Reconstruction of Rockaway Beach began a little less than a year after Sandy drifted inland and dissipated. In 2018, Fleischner, Courtney Muller, and Greg Stewart cofounded the Rockaway Film Festival, constructing venues and screening movies practically year-round. A few years later, Fleischner became fascinated by “the dramatic installation of various infrastructure projects. I also watched people watching the machines at work—fully immersed—like the best kind of show or cinema itself. When the multi-year jetty project was announced, I wished that someone would make a film about the process, and pretty soon realized that if I wanted to see this film, I’d have to be the one to make it.”

That film is Jetty (2024), an utterly absorbing fifty-three-minute meditation screening at Anthology Film Archives from May 14 through 20. Fleischner will be on hand for Q&As moderated by Gina Telaroli (May 15), Taubin (May 16), John Wilson (May 18), and Jason Evans (May 20).

Martin Scorsese once called Vittorio De Seta “an anthropologist who speaks with the voice of a poet,” and it’s not a stretch to apply that description here. Like De Seta’s portraits of rural Italian milieus in the 1950s, Jetty eschews narration—but not snippets from remarks by passersby or the voice of what a viewer might assume to be an engineer who explains that the jetties being constructed along the beach should help safeguard the diverse community from the next major storm.

A pair of women of a certain age share a laugh as they recall the days when Rockaway Beach was referred to as the “Irish Riviera.” A guy on a bike remembers when the place was a literal dump. Another woman describes a trancelike state she enters when giving her body over to the rolling waves, an experience not unlike watching Jetty.

Also like De Seta’s short films, Jetty is enriched by vivid color and grain; cinematographer Oliver Lanzenberg shot Jetty on Super 16 mm. Granite boulders the size of cars are blasted from a quarry and lifted by machines that lumber like elephants but claw away at the earth like giant insects. Tons of wet sand extracted from the sea are blasted in fanning waves along the coastline. Bathers gather to sizzle under the sun.

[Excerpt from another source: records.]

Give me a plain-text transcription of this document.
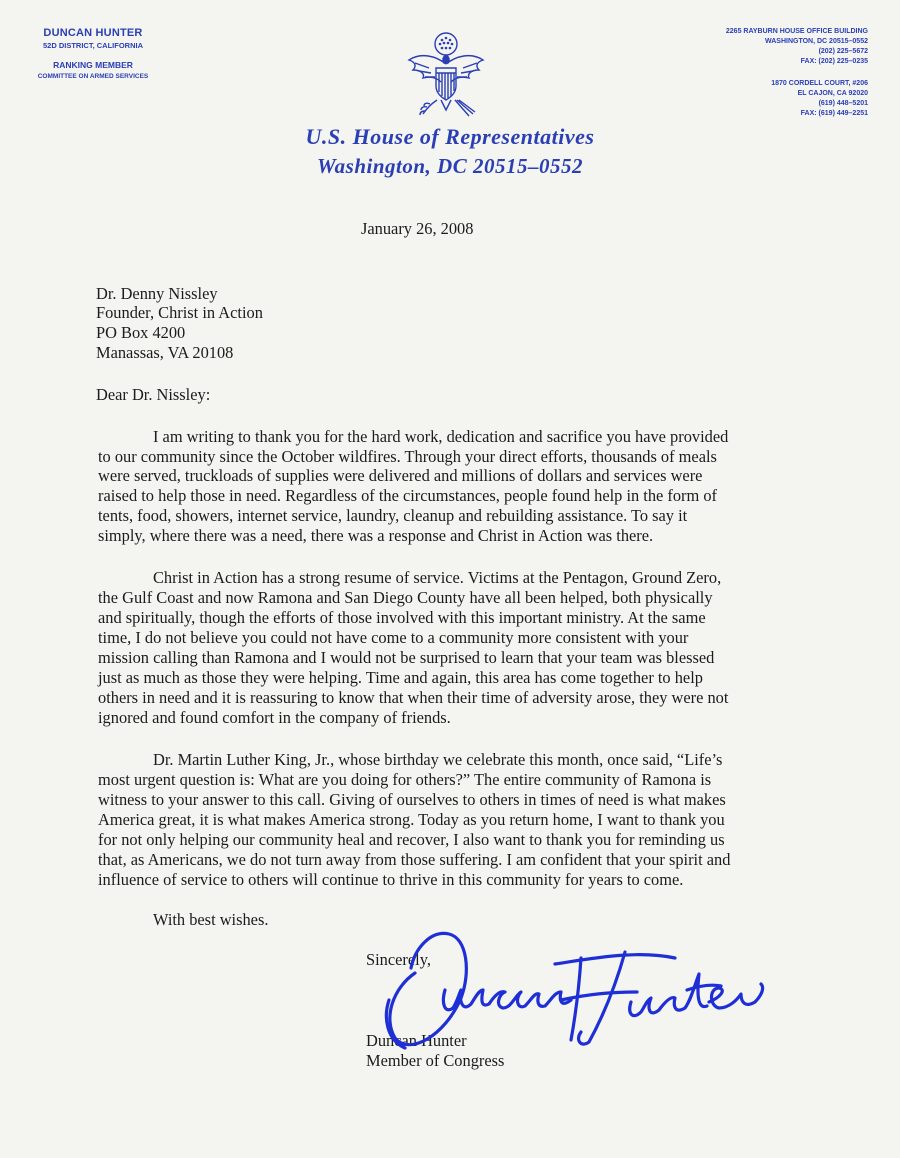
DUNCAN HUNTER
52D DISTRICT, CALIFORNIA
RANKING MEMBER
COMMITTEE ON ARMED SERVICES
2265 RAYBURN HOUSE OFFICE BUILDING
WASHINGTON, DC 20515–0552
(202) 225–5672
FAX: (202) 225–0235
1870 CORDELL COURT, #206
EL CAJON, CA 92020
(619) 448–5201
FAX: (619) 449–2251
U.S. House of Representatives
Washington, DC 20515–0552
January 26, 2008
Dr. Denny Nissley
Founder, Christ in Action
PO Box 4200
Manassas, VA 20108
Dear Dr. Nissley:
I am writing to thank you for the hard work, dedication and sacrifice you have provided
to our community since the October wildfires. Through your direct efforts, thousands of meals
were served, truckloads of supplies were delivered and millions of dollars and services were
raised to help those in need. Regardless of the circumstances, people found help in the form of
tents, food, showers, internet service, laundry, cleanup and rebuilding assistance. To say it
simply, where there was a need, there was a response and Christ in Action was there.
Christ in Action has a strong resume of service. Victims at the Pentagon, Ground Zero,
the Gulf Coast and now Ramona and San Diego County have all been helped, both physically
and spiritually, though the efforts of those involved with this important ministry. At the same
time, I do not believe you could not have come to a community more consistent with your
mission calling than Ramona and I would not be surprised to learn that your team was blessed
just as much as those they were helping. Time and again, this area has come together to help
others in need and it is reassuring to know that when their time of adversity arose, they were not
ignored and found comfort in the company of friends.
Dr. Martin Luther King, Jr., whose birthday we celebrate this month, once said, “Life’s
most urgent question is: What are you doing for others?” The entire community of Ramona is
witness to your answer to this call. Giving of ourselves to others in times of need is what makes
America great, it is what makes America strong. Today as you return home, I want to thank you
for not only helping our community heal and recover, I also want to thank you for reminding us
that, as Americans, we do not turn away from those suffering. I am confident that your spirit and
influence of service to others will continue to thrive in this community for years to come.
With best wishes.
Sincerely,
Duncan Hunter
Member of Congress
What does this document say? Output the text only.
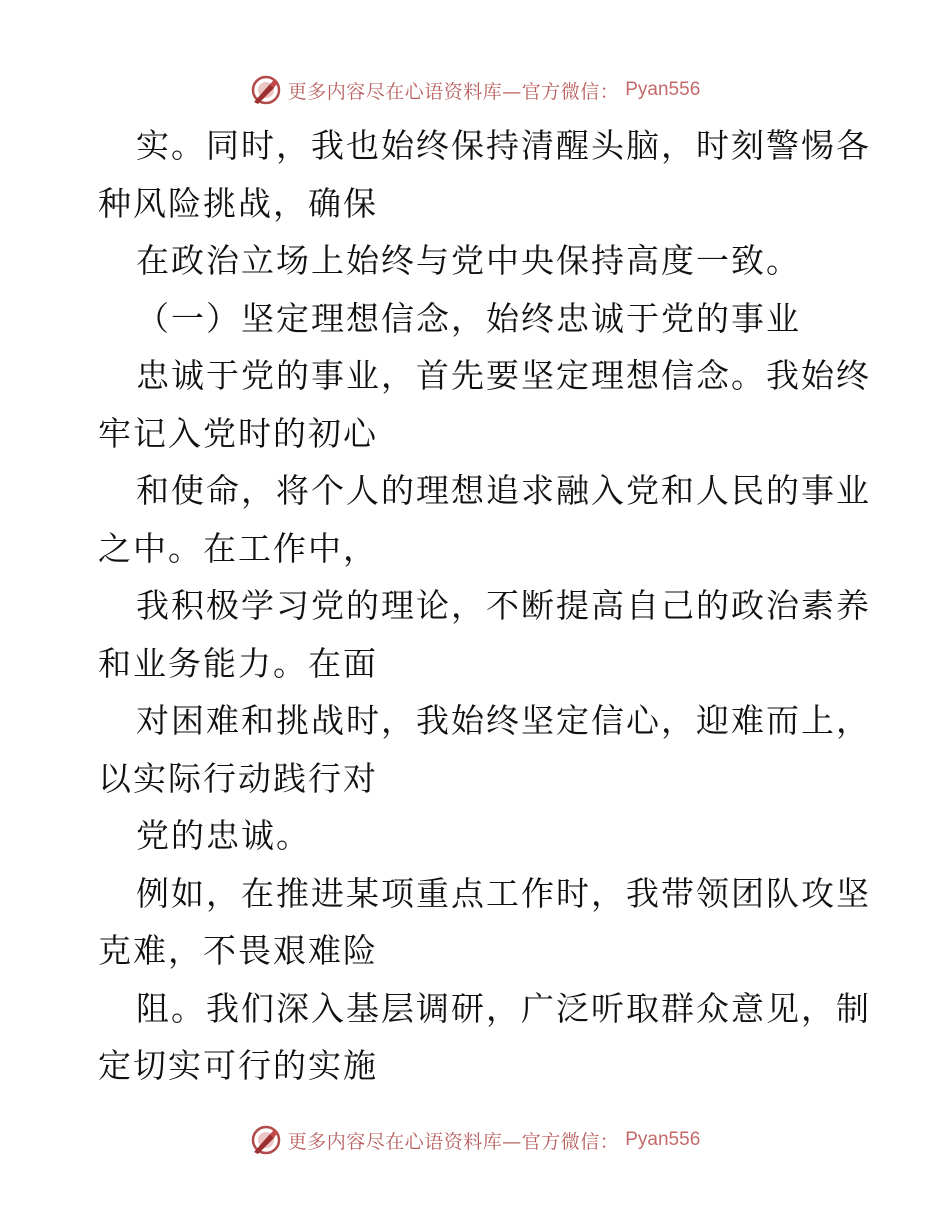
更多内容尽在心语资料库—官方微信： Pyan556
实。同时，我也始终保持清醒头脑，时刻警惕各
种风险挑战，确保
在政治立场上始终与党中央保持高度一致。
（一）坚定理想信念，始终忠诚于党的事业
忠诚于党的事业，首先要坚定理想信念。我始终
牢记入党时的初心
和使命，将个人的理想追求融入党和人民的事业
之中。在工作中，
我积极学习党的理论，不断提高自己的政治素养
和业务能力。在面
对困难和挑战时，我始终坚定信心，迎难而上，
以实际行动践行对
党的忠诚。
例如，在推进某项重点工作时，我带领团队攻坚
克难，不畏艰难险
阻。我们深入基层调研，广泛听取群众意见，制
定切实可行的实施
更多内容尽在心语资料库—官方微信： Pyan556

Besides De Seta’s, other filmmakers’ work may come to mind. Like Brett Story’s The Hottest August (2019), Jetty reveals a side of New York few outside the city are even aware of. And like D. A. Pennebaker’s Daybreak Express (1953), Jetty, with its original score by Animal Collective, offers an ideal melding of imagery and sound. When Eric Allen Hatch programmed Jetty for last year’s New Next Film Fest, he called it “a sensory-rich record of human efforts to subdue earthly elements, at least temporarily; human engineering and mechanical tools pushing back against the inexorable tide, one breakwater at a time.”